O filme se baseia no livro de 2020 de autoria de Maggie O’Farrell. Ele começa no dia em que William Shakespeare e Agnes se conheceram no meio da floresta. Acompanha então o difícil início da vida dos dois juntos, e ainda o nascimento de seus três filhos. Mas o ponto de destaque de destaque da história é a tragédia, quando o casal perde seu filho de 11 anos para uma das várias pragas que assolaram o século XVI. Hamnet era o nome do menino e, nessa história ficcional sobre a vida doméstica de Shakespeare. O filme explora os temas da perda e da morte, acompanha a rotina e o dia a dia de uma família, bem como as alegrias e as tristezas e a história de amor poderosa que inspirou a criação da peça Hamlet.
O que achei?
O filme tem uma fotografia belíssima (repare no uso do vermelho em determinadas situações). A floresta, a madeira tem presença constante na história. Há ainda um sentimento um tanto sobrenatural na história. Tanto pelo relacionamento de Agnes com a floresta (sua mãe teria sido uma bruxa local), como também entre os irmãos gêmeos. A história é cheia de idas e vindas, com a paixão inicial entre Shakespeare (chamado aqui de Will) e Agnes. E depois segue com a loucura de Agnes pelos filhos. Você acaba se sentindo parte desse pequeno mundo, e sentindo tanto as alegrias , as paixões e principalmente a tristeza profunda. Seja o que for que tenha de realidade ou não na história, ela funciona perfeitamente.
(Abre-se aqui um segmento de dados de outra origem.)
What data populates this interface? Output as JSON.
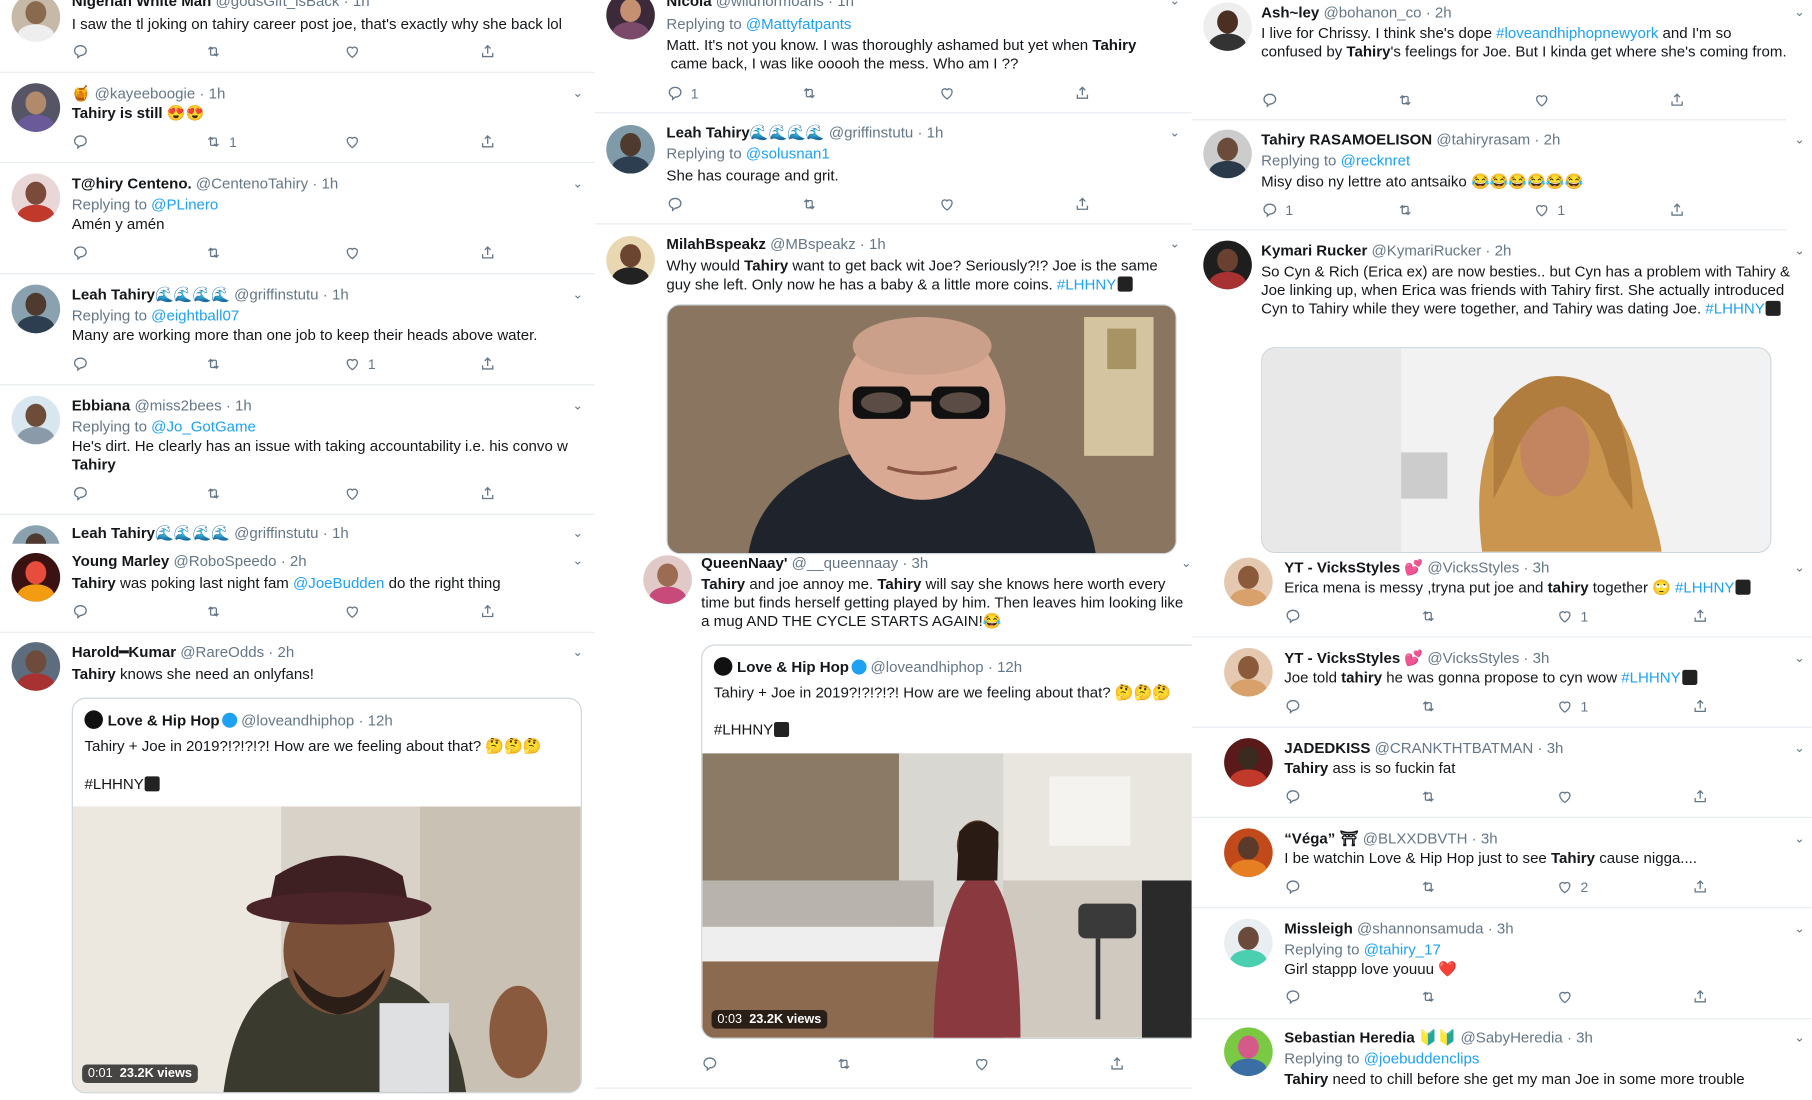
{
  "col1": {
    "t1": {
      "name": "Nigerian White Man",
      "handle": "@godsGift_isBack",
      "time": "1h",
      "text": "I saw the tl joking on tahiry career post joe, that's exactly why she back lol"
    },
    "t2": {
      "name": "🍯 ",
      "handle": "@kayeeboogie",
      "time": "1h",
      "text": "Tahiry is still 😍😍",
      "retweets": "1"
    },
    "t3": {
      "name": "T@hiry Centeno.",
      "handle": "@CentenoTahiry",
      "time": "1h",
      "replying": "Replying to",
      "reply_to": "@PLinero",
      "text": "Amén y amén"
    },
    "t4": {
      "name": "Leah Tahiry",
      "handle": "@griffinstutu",
      "time": "1h",
      "replying": "Replying to",
      "reply_to": "@eightball07",
      "text": "Many are working more than one job to keep their heads above water.",
      "likes": "1"
    },
    "t5": {
      "name": "Ebbiana",
      "handle": "@miss2bees",
      "time": "1h",
      "replying": "Replying to",
      "reply_to": "@Jo_GotGame",
      "text": "He's dirt. He clearly has an issue with taking accountability i.e. his convo w",
      "text2": "Tahiry"
    },
    "t6": {
      "name": "Leah Tahiry",
      "handle": "@griffinstutu",
      "time": "1h"
    },
    "t7": {
      "name": "Young Marley",
      "handle": "@RoboSpeedo",
      "time": "2h",
      "text_a": "Tahiry",
      "text_b": " was poking last night fam ",
      "mention": "@JoeBudden",
      "text_c": " do the right thing"
    },
    "t8": {
      "name": "Harold━Kumar",
      "handle": "@RareOdds",
      "time": "2h",
      "text_a": "Tahiry",
      "text_b": " knows she need an onlyfans!",
      "quote": {
        "name": "Love & Hip Hop",
        "handle": "@loveandhiphop",
        "time": "12h",
        "text": "Tahiry + Joe in 2019?!?!?!?! How are we feeling about that? 🤔🤔🤔",
        "tag": "#LHHNY",
        "video_time": "0:01",
        "views": "23.2K views"
      }
    }
  },
  "col2": {
    "t1": {
      "name": "Nicola",
      "handle": "@wildhormoans",
      "time": "1h",
      "replying": "Replying to",
      "reply_to": "@Mattyfatpants",
      "text": "Matt. It's not you know. I was thoroughly ashamed but yet when",
      "text_bold": "Tahiry",
      "text2": "came back, I was like ooooh the mess. Who am I ??",
      "replies": "1"
    },
    "t2": {
      "name": "Leah Tahiry",
      "handle": "@griffinstutu",
      "time": "1h",
      "replying": "Replying to",
      "reply_to": "@solusnan1",
      "text": "She has courage and grit."
    },
    "t3": {
      "name": "MilahBspeakz",
      "handle": "@MBspeakz",
      "time": "1h",
      "text_a": "Why would ",
      "text_bold": "Tahiry",
      "text_b": " want to get back wit Joe? Seriously?!? Joe is the same guy she left. Only now he has a baby & a little more coins. ",
      "tag": "#LHHNY"
    },
    "t4": {
      "name": "QueenNaay'",
      "handle": "@__queennaay",
      "time": "3h",
      "text_bold1": "Tahiry",
      "text_a": " and joe annoy me. ",
      "text_bold2": "Tahiry",
      "text_b": " will say she knows here worth every time but finds herself getting played by him. Then leaves him looking like a mug AND THE CYCLE STARTS AGAIN!😂",
      "quote": {
        "name": "Love & Hip Hop",
        "handle": "@loveandhiphop",
        "time": "12h",
        "text": "Tahiry + Joe in 2019?!?!?!?! How are we feeling about that? 🤔🤔🤔",
        "tag": "#LHHNY",
        "video_time": "0:03",
        "views": "23.2K views"
      }
    }
  },
  "col3": {
    "t1": {
      "name": "Ash~ley",
      "handle": "@bohanon_co",
      "time": "2h",
      "text_a": "I live for Chrissy. I think she's dope ",
      "tag": "#loveandhiphopnewyork",
      "text_b": " and I'm so confused by ",
      "text_bold": "Tahiry",
      "text_c": "'s feelings for Joe. But I kinda get where she's coming from."
    },
    "t2": {
      "name": "Tahiry RASAMOELISON",
      "handle": "@tahiryrasam",
      "time": "2h",
      "replying": "Replying to",
      "reply_to": "@recknret",
      "text": "Misy diso ny lettre ato antsaiko 😂😂😂😂😂😂",
      "replies": "1",
      "likes": "1"
    },
    "t3": {
      "name": "Kymari Rucker",
      "handle": "@KymariRucker",
      "time": "2h",
      "text": "So Cyn & Rich (Erica ex) are now besties.. but Cyn has a problem with Tahiry & Joe linking up, when Erica was friends with Tahiry first. She actually introduced Cyn to Tahiry while they were together, and Tahiry was dating Joe.",
      "tag": "#LHHNY"
    },
    "t4": {
      "name": "YT - VicksStyles 💕",
      "handle": "@VicksStyles",
      "time": "3h",
      "text_a": "Erica mena is messy ,tryna put joe and ",
      "text_bold": "tahiry",
      "text_b": " together 🙄 ",
      "tag": "#LHHNY",
      "likes": "1"
    },
    "t5": {
      "name": "YT - VicksStyles 💕",
      "handle": "@VicksStyles",
      "time": "3h",
      "text_a": "Joe told ",
      "text_bold": "tahiry",
      "text_b": " he was gonna propose to cyn wow ",
      "tag": "#LHHNY",
      "likes": "1"
    },
    "t6": {
      "name": "JADEDKISS",
      "handle": "@CRANKTHTBATMAN",
      "time": "3h",
      "text_bold": "Tahiry",
      "text_b": " ass is so fuckin fat"
    },
    "t7": {
      "name": "“Véga” ⛩",
      "handle": "@BLXXDBVTH",
      "time": "3h",
      "text_a": "I be watchin Love & Hip Hop just to see ",
      "text_bold": "Tahiry",
      "text_b": " cause nigga....",
      "likes": "2"
    },
    "t8": {
      "name": "Missleigh",
      "handle": "@shannonsamuda",
      "time": "3h",
      "replying": "Replying to",
      "reply_to": "@tahiry_17",
      "text": "Girl stappp love youuu ❤️"
    },
    "t9": {
      "name": "Sebastian Heredia 🔰🔰",
      "handle": "@SabyHeredia",
      "time": "3h",
      "replying": "Replying to",
      "reply_to": "@joebuddenclips",
      "text_bold": "Tahiry",
      "text_b": " need to chill before she get my man Joe in some more trouble"
    }
  },
  "colors": {
    "link": "#1da1f2",
    "muted": "#657786",
    "border": "#e6ecf0",
    "heart": "#e0245e"
  },
  "icons": [
    "reply-icon",
    "retweet-icon",
    "like-icon",
    "share-icon",
    "chevron-down-icon",
    "verified-icon"
  ]
}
Mas Hamnet não seria tudo o que é sem uma atriz com o poder de Jessie Buckley. Ela é sempre perfeita em tantos filmes como Pequenas Cartas Obscenas (Prime Video), A Filha Perdida (Netflix) e Entre Mulheres (MUBI). Mas o filme que me fez enxergar essa magnífica atriz e toda a sua densidade foi no pequeno filme As Loucuras de Rose (está na Prime Vídeo. Assista!). Aqui em Hamnet ela é a força do filme, em cada olhar, em cada reação, em cada lágrima. Repare em toda a sequência da peça, como sua expressão vai mudando em cada milisegundo . É um espetáculo.

E ainda é preciso ressaltar o trabalho dos coadjuvantes, Paul Mescal como Will, Joé Alwyn e Emily Watson também tem grandes momentos. E claro, o garotinho Jacobi Jupe, faz um Hamnet perfeito. Tem tanto talento quanto seu irmão Noah Jupe (que eu adoro). Aliás, Noah também está no filme, numa participação mais do que especial, e inesquecível. Tudo isso faz de Hamnet um espetáculo mais do que especial.